С самого начала, в целях предупреждения на свою личность покушений со стороны местных революционеров, новый начальник решил соблюдать конспирацию и ходить только в штатском. Замысел увенчался успехом: пробыв несколько лет в Саратове на острие борьбы с революционерами, Мартынов остался практически неизвестным местному обществу. Перед самым отъездом из Саратова в Москву в 1911 году жена Мартынова приняла участие в собачьей выставке, и один местный бонвиван и сплетник, лидер саратовских кадетов с говорящей фамилией Арапов, проявил интерес к ее собаке. Когда полицмейстер Дьяконов сказал ему, что испанский пудель принадлежит начальнику местного охранного отделения, тот немедленно пристал к нему с просьбой представить его Мартынову. Кадет был уязвлен в самых лучших чувствах: как так могло получиться, что на протяжении пяти лет рядом с ним жил и работал главный охранник Саратова, а он даже и представления не имел, как он выглядит. Дьяконов, получив согласие самого Мартынова, на другой день издали показал его Арапову: вот он, мол, наш начальник охранки. Арапов снял шапку и перекрестился:
— Ну, вот, наконец-то сподобился!
Впрочем, Мартынову такая конспирация досталось ценой ограничений на некоторые стороны своего быта и общение с местным обществом, сузивших его знакомства до узкого круга избранных лиц.
Встретивший Мартынова чиновник саратовской охранки письмоводитель Аким Борисович Попов, «свой» человек упомянутого выше Евстратия Медникова, отвез нового начальника в «Большую Московскую гостиницу», располагавшуюся на Московской улице в центре города. Саратов произвел на поручика удручающее впечатление: это был далеко не Рио-де-Жанейро и даже не Москва. Город раскинулся широко, но спрятаться было негде, а еще труднее было незаметно для посторонних что-то найти или сделать. Все знали друг друга, появление незнакомого человека или филера охранки рядом с домом было заметно за версту.
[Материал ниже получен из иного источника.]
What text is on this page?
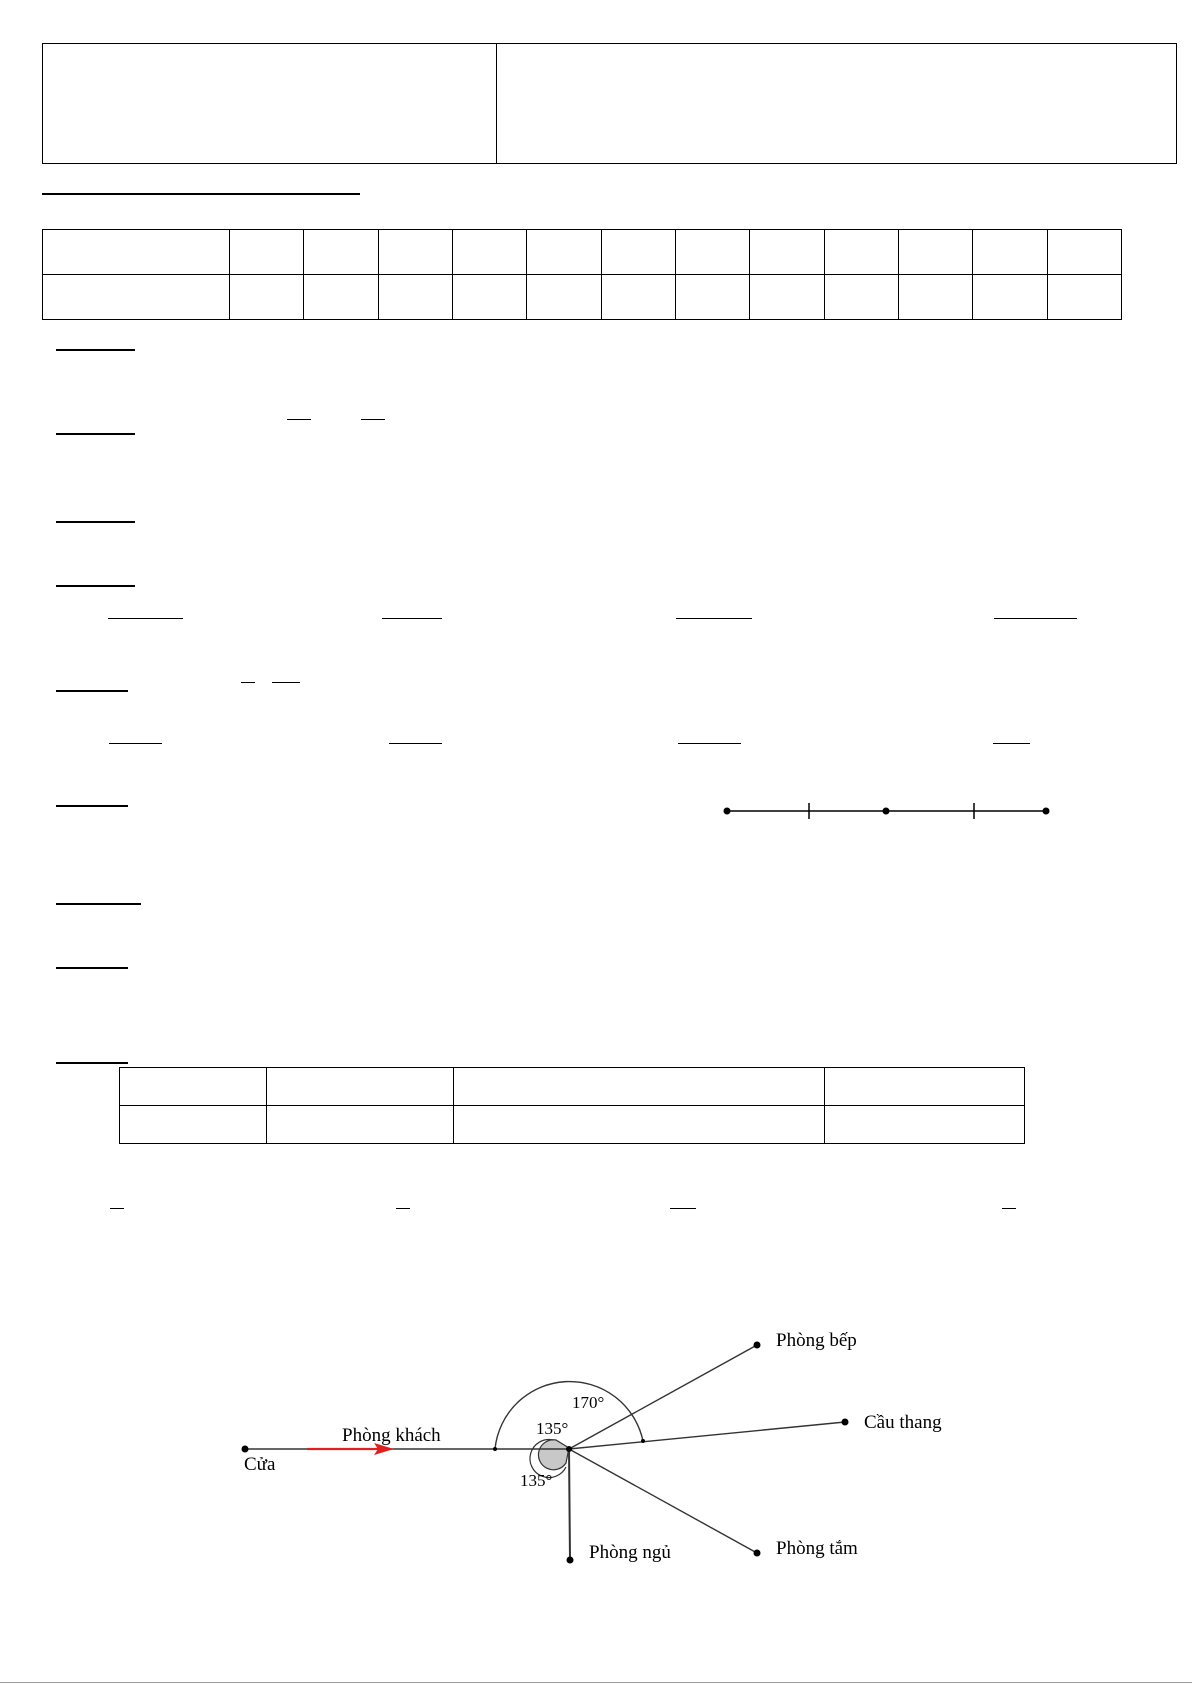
Cửa
Phòng khách
Phòng bếp
Cầu thang
Phòng tắm
Phòng ngủ
170°
135°
135°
Оставив жену с ребенком в гостинице, Мартынов пошел в охранное отделение с официальным визитом к ротмистру Федорову, с которым он когда-то в 1901 году учился на спецкурсах Отдельного корпуса жандармов в Петербурге. Ротмистр жил в двухэтажном доме купца Симорина на углу Московской и Ильинской улиц. Нижний этаж занимал сам хозяин, молодой еще человек, малокультурный купчик с религиозными и правыми взглядами, державший лавку красного товара в городских рядах, а на втором этаже снимал квартиру ротмистр с женой и маленькими дочерями. Тут же в глубине двора стоял одноэтажный флигелек, где и размещалась канцелярия охранного отделения. Само по себе расположение служебного здания было не так уж и неудобно, если не считать, что дом Симорина стоял на бойком проходном месте: задались бы местные революционеры целью выследить всех сотрудников охранного отделения, это не составило бы для них особого труда. Мартынов сразу же сделал вывод о том, что нужно срочно подыскивать квартиру для себя и новое здание для канцелярии.
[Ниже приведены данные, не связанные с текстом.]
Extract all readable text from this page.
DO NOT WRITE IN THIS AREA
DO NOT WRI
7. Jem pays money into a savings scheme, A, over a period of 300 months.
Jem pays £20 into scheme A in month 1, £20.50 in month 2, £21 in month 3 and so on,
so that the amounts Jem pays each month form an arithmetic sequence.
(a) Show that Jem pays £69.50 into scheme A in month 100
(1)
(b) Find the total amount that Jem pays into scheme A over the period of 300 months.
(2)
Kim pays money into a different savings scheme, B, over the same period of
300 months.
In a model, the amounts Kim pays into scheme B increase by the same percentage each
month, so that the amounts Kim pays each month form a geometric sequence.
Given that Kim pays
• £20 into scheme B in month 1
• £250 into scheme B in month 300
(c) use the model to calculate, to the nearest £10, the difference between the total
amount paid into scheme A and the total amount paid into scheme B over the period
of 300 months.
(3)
Ротмистр Федоров ждал замену с нетерпением. Он ни на минуту не находился в покое, вел разговор урывками, что-то по ходу разговора записывал и отдавал какие-то неясные для Мартынова распоряжения. Создалось впечатление, что он куда-то спешил. Мартынов ощущал эффект присутствия в театре, где на сцене в роли не то Бобчинского, не то Добчинского суетился Федоров.
— Слава Богу, уезжаю отсюда целым! — огорошил он сменщика. — Вас жалею! [104] Второпях ротмистр посоветовал Мартынову немедленно «отдать визит» начальнику губернского жандармского управления полковнику Померанцеву, который в «Московской гостинице» устраивал Федорову «отходной» ужин. После этого Федоров куда-то заторопился и никакого делового разговора с ним у нового начальника охранки не получилось.
104
Недобрая слава Саратова, по всей видимости, возникла после убийства в 1907 году в Самаре начальника губернского жандармского управления М. П. Боброва, первого начальника Саратовского охранного отделения и предшественника Федорова на этом посту.